Further, the common terminal 9 is soldered to the upper electrode 4
When connecting with, it is possible to solder from both sides of the common terminal 9, so that the adhesive force between the common terminal 9 and the upper electrode 4 can be strengthened and the reliability can be improved. Although the length of the element is increased by making the element cylindrical, the size of the element can be reduced in the radial direction, so that the pin interval of the connector can be reduced and the size of the connector can be reduced. It is valid. Further, the height protruding from the common terminal 9 can be reduced by connecting the common terminal 9 to the electrode portion. Further, in order to sufficiently bring out the characteristics of the element, the underlying electrodes 1 and 3 are ohmic electrodes, and the upper electrodes 2 and 4 are non-ohmic electrodes. The characteristics of the element 5 can be sufficiently brought out without forming a barrier, soldering can be easily performed, and the solder heat resistance of the electrode can be improved. Furthermore, since the voltage-dependent nonlinear resistor porcelain element having such a structure has a symmetrical front-back and left-right structure, there is no directionality and it is not necessary to judge the front-back direction and left-right direction of the element at the time of assembly, and the number of assembly steps can be reduced. ..

[0031]

As is apparent from the above description of the embodiments, the present invention provides a cylindrical semiconductor ceramic having a cylindrical through hole at its center, and the outer circumferences arranged on both end faces of the cylinder are cylindrical. The donut-shaped electrode whose inner diameter is smaller than the outer diameter of the through hole and whose inner diameter is the same as the diameter of the through hole is integrated with the electrode arranged on the inner peripheral surface of the through hole, and the end surface of the cylindrical outer peripheral surface is more equal than both end surfaces. By arranging other electrodes with a space between them and by arranging these electrodes on top of the ohmic electrodes and overlaying the non-ohmic electrodes on top of each other, a part of the solder is placed between the pins and the element. Varistor voltage does not change even when flowing in, the varistor voltage does not have polarity and the insulation resistance does not change, electrodes are easily formed, solderability is good, and soldering heat resistance is excellent. It is possible to realize a resistor ceramic element.

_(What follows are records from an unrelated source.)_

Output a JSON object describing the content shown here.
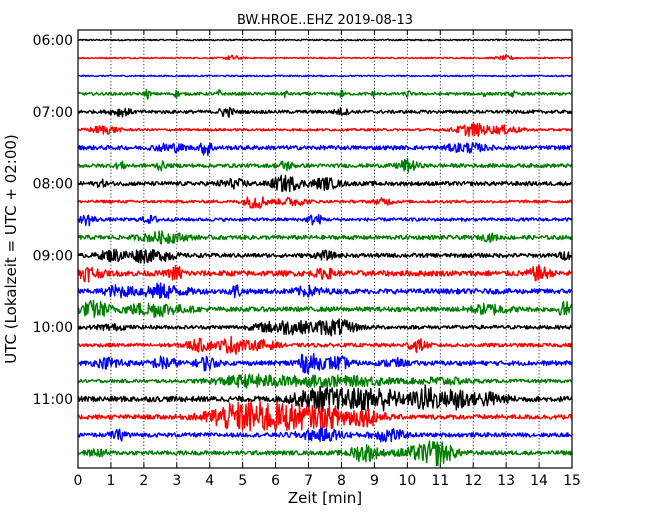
{
  "chart_data": {
    "type": "line",
    "title": "BW.HROE..EHZ 2019-08-13",
    "xlabel": "Zeit  [min]",
    "ylabel": "UTC (Lokalzeit = UTC + 02:00)",
    "xlim": [
      0,
      15
    ],
    "x_ticks": [
      "0",
      "1",
      "2",
      "3",
      "4",
      "5",
      "6",
      "7",
      "8",
      "9",
      "10",
      "11",
      "12",
      "13",
      "14",
      "15"
    ],
    "y_tick_labels": [
      "06:00",
      "07:00",
      "08:00",
      "09:00",
      "10:00",
      "11:00"
    ],
    "vertical_grid": "dotted",
    "trace_interval_min": 15,
    "trace_colors": [
      "#000000",
      "#ff0000",
      "#0000ff",
      "#008000"
    ],
    "series": [
      {
        "start": "06:00",
        "color": "#000000",
        "noise": 0.15,
        "events": []
      },
      {
        "start": "06:15",
        "color": "#ff0000",
        "noise": 0.15,
        "events": [
          [
            4.7,
            0.5,
            0.15
          ],
          [
            13.0,
            0.4,
            0.2
          ]
        ]
      },
      {
        "start": "06:30",
        "color": "#0000ff",
        "noise": 0.15,
        "events": []
      },
      {
        "start": "06:45",
        "color": "#008000",
        "noise": 0.3,
        "events": [
          [
            2.1,
            1.0,
            0.05
          ],
          [
            3.0,
            0.7,
            0.05
          ],
          [
            4.3,
            0.7,
            0.05
          ],
          [
            6.3,
            0.7,
            0.05
          ],
          [
            8.0,
            0.7,
            0.05
          ],
          [
            9.0,
            0.7,
            0.05
          ],
          [
            10.0,
            0.9,
            0.05
          ],
          [
            12.3,
            0.6,
            0.05
          ],
          [
            13.2,
            0.6,
            0.05
          ]
        ]
      },
      {
        "start": "07:00",
        "color": "#000000",
        "noise": 0.35,
        "events": [
          [
            1.3,
            0.8,
            0.2
          ],
          [
            4.5,
            1.0,
            0.15
          ],
          [
            8.0,
            0.6,
            0.15
          ]
        ]
      },
      {
        "start": "07:15",
        "color": "#ff0000",
        "noise": 0.25,
        "events": [
          [
            0.8,
            0.8,
            0.3
          ],
          [
            12.0,
            1.3,
            0.35
          ],
          [
            13.0,
            0.8,
            0.3
          ]
        ]
      },
      {
        "start": "07:30",
        "color": "#0000ff",
        "noise": 0.45,
        "events": [
          [
            2.8,
            0.8,
            0.3
          ],
          [
            3.9,
            1.6,
            0.12
          ],
          [
            11.8,
            0.8,
            0.4
          ]
        ]
      },
      {
        "start": "07:45",
        "color": "#008000",
        "noise": 0.4,
        "events": [
          [
            1.3,
            0.7,
            0.1
          ],
          [
            2.5,
            0.8,
            0.1
          ],
          [
            6.3,
            0.9,
            0.15
          ],
          [
            10.0,
            1.2,
            0.2
          ]
        ]
      },
      {
        "start": "08:00",
        "color": "#000000",
        "noise": 0.45,
        "events": [
          [
            0.7,
            0.6,
            0.1
          ],
          [
            4.7,
            0.8,
            0.3
          ],
          [
            6.3,
            1.5,
            0.3
          ],
          [
            7.5,
            1.0,
            0.3
          ]
        ]
      },
      {
        "start": "08:15",
        "color": "#ff0000",
        "noise": 0.3,
        "events": [
          [
            5.4,
            1.4,
            0.25
          ],
          [
            6.5,
            0.8,
            0.3
          ],
          [
            9.3,
            0.6,
            0.2
          ]
        ]
      },
      {
        "start": "08:30",
        "color": "#0000ff",
        "noise": 0.35,
        "events": [
          [
            0.3,
            1.1,
            0.15
          ],
          [
            2.2,
            0.6,
            0.2
          ],
          [
            7.2,
            1.1,
            0.15
          ]
        ]
      },
      {
        "start": "08:45",
        "color": "#008000",
        "noise": 0.45,
        "events": [
          [
            2.6,
            1.0,
            0.45
          ],
          [
            12.5,
            0.6,
            0.15
          ]
        ]
      },
      {
        "start": "09:00",
        "color": "#000000",
        "noise": 0.45,
        "events": [
          [
            1.1,
            1.1,
            0.3
          ],
          [
            2.0,
            1.3,
            0.25
          ],
          [
            2.7,
            0.9,
            0.2
          ],
          [
            7.5,
            0.7,
            0.2
          ],
          [
            14.8,
            0.6,
            0.15
          ]
        ]
      },
      {
        "start": "09:15",
        "color": "#ff0000",
        "noise": 0.6,
        "events": [
          [
            0.3,
            1.3,
            0.25
          ],
          [
            3.0,
            1.3,
            0.15
          ],
          [
            7.5,
            0.8,
            0.2
          ],
          [
            14.0,
            1.3,
            0.2
          ]
        ]
      },
      {
        "start": "09:30",
        "color": "#0000ff",
        "noise": 0.55,
        "events": [
          [
            1.2,
            1.0,
            0.25
          ],
          [
            2.5,
            1.3,
            0.5
          ],
          [
            4.8,
            1.3,
            0.1
          ],
          [
            7.0,
            0.8,
            0.3
          ]
        ]
      },
      {
        "start": "09:45",
        "color": "#008000",
        "noise": 0.5,
        "events": [
          [
            0.5,
            1.6,
            0.3
          ],
          [
            2.3,
            1.3,
            0.6
          ],
          [
            12.5,
            0.9,
            0.4
          ],
          [
            14.8,
            1.4,
            0.15
          ]
        ]
      },
      {
        "start": "10:00",
        "color": "#000000",
        "noise": 0.4,
        "events": [
          [
            6.3,
            1.3,
            0.6
          ],
          [
            7.8,
            1.5,
            0.45
          ],
          [
            1.0,
            0.5,
            0.3
          ]
        ]
      },
      {
        "start": "10:15",
        "color": "#ff0000",
        "noise": 0.4,
        "events": [
          [
            3.7,
            1.1,
            0.3
          ],
          [
            4.7,
            1.7,
            0.25
          ],
          [
            5.6,
            0.9,
            0.3
          ],
          [
            10.3,
            1.2,
            0.2
          ]
        ]
      },
      {
        "start": "10:30",
        "color": "#0000ff",
        "noise": 0.5,
        "events": [
          [
            1.0,
            1.0,
            0.3
          ],
          [
            2.6,
            1.2,
            0.25
          ],
          [
            3.9,
            1.3,
            0.2
          ],
          [
            7.0,
            1.8,
            0.3
          ],
          [
            7.9,
            1.2,
            0.25
          ],
          [
            9.6,
            0.8,
            0.2
          ]
        ]
      },
      {
        "start": "10:45",
        "color": "#008000",
        "noise": 0.35,
        "events": [
          [
            5.3,
            1.2,
            0.8
          ],
          [
            7.5,
            1.0,
            0.8
          ],
          [
            9.0,
            0.6,
            0.5
          ],
          [
            11.0,
            0.7,
            0.6
          ]
        ]
      },
      {
        "start": "11:00",
        "color": "#000000",
        "noise": 0.6,
        "events": [
          [
            7.3,
            2.1,
            0.5
          ],
          [
            8.5,
            1.6,
            0.5
          ],
          [
            9.3,
            1.6,
            0.4
          ],
          [
            10.6,
            2.6,
            0.3
          ],
          [
            11.5,
            2.6,
            0.2
          ],
          [
            12.4,
            1.2,
            0.4
          ]
        ]
      },
      {
        "start": "11:15",
        "color": "#ff0000",
        "noise": 0.5,
        "events": [
          [
            4.5,
            1.7,
            0.5
          ],
          [
            5.5,
            2.6,
            0.6
          ],
          [
            6.7,
            2.0,
            0.6
          ],
          [
            8.0,
            1.8,
            0.5
          ],
          [
            8.9,
            1.2,
            0.3
          ]
        ]
      },
      {
        "start": "11:30",
        "color": "#0000ff",
        "noise": 0.45,
        "events": [
          [
            1.3,
            0.9,
            0.2
          ],
          [
            7.4,
            1.1,
            0.5
          ],
          [
            9.4,
            1.4,
            0.3
          ]
        ]
      },
      {
        "start": "11:45",
        "color": "#008000",
        "noise": 0.45,
        "events": [
          [
            0.6,
            0.6,
            0.2
          ],
          [
            8.7,
            1.7,
            0.3
          ],
          [
            10.5,
            1.4,
            0.5
          ],
          [
            11.0,
            1.5,
            0.3
          ]
        ]
      }
    ]
  }
}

[Brief description of drawings]

FIG. 1 is a sectional view of a voltage-dependent nonlinear resistor ceramic element according to an embodiment of the present invention.

FIG. 2 is a schematic cross-sectional view of the same voltage-dependent nonlinear resistor porcelain element connected to a connector.

FIG. 3 is a cross-sectional view of a conventional voltage-dependent nonlinear resistor ceramic element.

FIG. 4 is a schematic cross-sectional view of the same voltage-dependent nonlinear resistor porcelain element connected to a connector.

[Explanation of symbols]

 1 Base electrode 2 Top electrode 3 Base electrode 4 Top electrode 5 element

Claims (2)

[Claims] 1. A semiconductor ceramic having a cylindrical shape having a cylindrical through hole in the center thereof and having voltage-dependent nonlinear resistance characteristics containing SrTiO ₃ as a main component, and an outer periphery provided on both end faces of the cylinder. Is an electrode that is smaller than the outer diameter of the cylinder and has an inner periphery that is the same as the through-hole and has a donut-shaped electrode and an electrode that is disposed on the inner peripheral surface of the through-hole. Voltage dependence with separate electrodes in the center, spaced apart from both end faces, and non-ohmic electrodes on top of ohmic electrodes Non-linear resistor porcelain element. 2. A semiconductor ceramic having voltage-dependent nonlinear resistance characteristics, wherein a part of Sr of the main component SrTiO ₃ is replaced with at least one element of Ca, Ba and Mg. The voltage-dependent nonlinear resistor porcelain element described.